Kukis allege that the Centre has always pampered their rivals. Haokip points out that Prime Minister Manmohan Singh and his predecessor Atal Behari Vajpayee met top NSCN (IM) leaders and heard them out. In 2010, the government appointed an interlocutor to facilitate the Naga peace talks. But the Kukis are still waiting to hear from the government.
“We have always been treated like a stepchild,” Haokip complains. “The government’s peace process in Manipur will be flawed if it doesn’t talk to us.”
Haokip also alleges that the NSCN (IM) gets regular funds from the government. All that the Kukis have received, he says, is a sum of Rs 10 lakh that was given to them in 2005.
Now they survive mostly on the money that they extort from contractors and traders, Haokip admits. “The money that we get from the government is not enough. So extortion is the only option left for my cadres to survive,” says Haokip, pointing out that the vocational training the government had promised his men never materialised.
Haokip, who is underground, flits from one country to the other in southeast Asia, using pseudonyms. He lived in Delhi for seven years in the late 1990s, when he wrote his book, The Kuki Nation.
These days, he has been frequently visiting Delhi and spending time with his cadre in Manipur. The men in the camp complain that they have hardly ever seen Haokip. One militant, who joined the organisation as a minor, says he met him only once in 19 years. He wanted to leave the organisation and sought permission from Haokip to do so. His request was turned down.
“We have to continue the fight till we get our Kuki state,” Haokip had told the young man.
Like this young man, many minors joined the Kuki movement during its heyday. “Children who have seen their family members being killed joined us and we never stopped them,” Haokip says.
Has he ever encouraged any of his children — two surviving sons and two daughters — to join the movement? “Once my son Mangtinthang wanted to spend some time in the camp. But I did not entertain his demand as the organisational rules wouldn’t have allowed him to leave,” he replies.
His younger son, Tongkhohao, is studying in Delhi University and his daughters — Lhaineithem and Neilhing — are married and live in Nagaland. His wife, whose name he doesn’t want to disclose, is an All India Radio employee in Imphal. “I meet my family only twice a year. I miss them a lot,” he says.
The one he misses the most is his eldest son, Lunminlen, who died in 2007 at the age of 25. Haokip blames himself for his son’s death. “My son was gay and I couldn’t accept him the way he was. He was depressed, took drugs and committed suicide,” says the grieving father, who admits that he is a bit “orthodox” in his thinking.
His traditional mindset is also reflected in his opinion on women cadre members who he believes “distract” their male counterparts. “I fear our male soldiers would end up fighting over women,” he says, adding that there are only 150 women in the cadre.

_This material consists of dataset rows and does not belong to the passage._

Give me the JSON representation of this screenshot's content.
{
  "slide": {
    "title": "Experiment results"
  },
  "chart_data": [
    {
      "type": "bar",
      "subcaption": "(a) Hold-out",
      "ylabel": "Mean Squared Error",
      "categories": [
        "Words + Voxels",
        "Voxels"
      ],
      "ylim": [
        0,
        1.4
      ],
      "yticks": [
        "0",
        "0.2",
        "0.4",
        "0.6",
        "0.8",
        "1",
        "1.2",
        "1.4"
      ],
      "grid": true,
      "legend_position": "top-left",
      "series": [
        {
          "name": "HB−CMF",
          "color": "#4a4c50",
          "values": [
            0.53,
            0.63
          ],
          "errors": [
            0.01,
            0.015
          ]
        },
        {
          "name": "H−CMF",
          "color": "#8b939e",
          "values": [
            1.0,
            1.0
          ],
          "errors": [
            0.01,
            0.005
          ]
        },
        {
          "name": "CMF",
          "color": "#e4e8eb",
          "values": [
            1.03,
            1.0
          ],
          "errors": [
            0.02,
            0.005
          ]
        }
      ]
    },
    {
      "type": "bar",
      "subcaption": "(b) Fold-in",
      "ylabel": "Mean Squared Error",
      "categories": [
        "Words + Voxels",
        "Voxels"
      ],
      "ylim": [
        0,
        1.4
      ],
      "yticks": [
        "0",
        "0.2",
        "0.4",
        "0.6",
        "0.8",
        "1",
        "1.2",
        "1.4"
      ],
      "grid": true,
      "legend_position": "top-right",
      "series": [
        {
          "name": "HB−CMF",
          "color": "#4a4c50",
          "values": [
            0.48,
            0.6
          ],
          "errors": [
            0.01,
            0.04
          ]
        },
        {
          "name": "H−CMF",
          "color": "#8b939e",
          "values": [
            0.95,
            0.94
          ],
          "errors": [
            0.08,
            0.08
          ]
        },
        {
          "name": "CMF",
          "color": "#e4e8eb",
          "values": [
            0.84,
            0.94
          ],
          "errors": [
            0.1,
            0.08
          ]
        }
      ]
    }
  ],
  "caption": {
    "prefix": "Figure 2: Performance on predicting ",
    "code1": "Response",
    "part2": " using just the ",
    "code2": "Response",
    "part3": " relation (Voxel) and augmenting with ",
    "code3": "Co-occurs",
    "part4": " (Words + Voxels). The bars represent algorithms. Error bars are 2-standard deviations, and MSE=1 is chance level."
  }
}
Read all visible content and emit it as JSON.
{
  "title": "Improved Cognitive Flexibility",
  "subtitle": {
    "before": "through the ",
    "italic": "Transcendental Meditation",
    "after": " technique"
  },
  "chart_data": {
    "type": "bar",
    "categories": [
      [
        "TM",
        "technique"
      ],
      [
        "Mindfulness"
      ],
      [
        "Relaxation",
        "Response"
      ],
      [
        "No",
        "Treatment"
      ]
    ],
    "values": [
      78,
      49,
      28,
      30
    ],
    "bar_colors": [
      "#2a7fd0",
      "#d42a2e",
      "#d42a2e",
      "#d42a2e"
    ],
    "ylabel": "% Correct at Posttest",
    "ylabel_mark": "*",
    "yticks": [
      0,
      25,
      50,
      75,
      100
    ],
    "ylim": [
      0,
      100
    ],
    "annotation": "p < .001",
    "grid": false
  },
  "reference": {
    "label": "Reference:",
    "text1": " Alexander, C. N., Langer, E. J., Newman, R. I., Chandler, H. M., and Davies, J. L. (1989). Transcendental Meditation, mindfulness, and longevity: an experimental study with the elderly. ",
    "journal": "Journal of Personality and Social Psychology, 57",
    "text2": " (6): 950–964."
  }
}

Haokip, clearly, is proud of the history of the Kukis, who declared war against the British in 1917 for the independence of Manipur. “During World War II, we also fought along with the Imperial Japanese Army and the Indian National Army against the British.”
But the militant leader does not support Maoist insurgents in the country. “I condemn their attacks,” he says. Stressing that his organisation, unlike some other Northeastern militant groups, has no links with the Maoists, he says: “The Maoists are like the al Qaida. They should not use guns for social reformation.”
But guns for a new state? That, clearly, is whole new ballgame.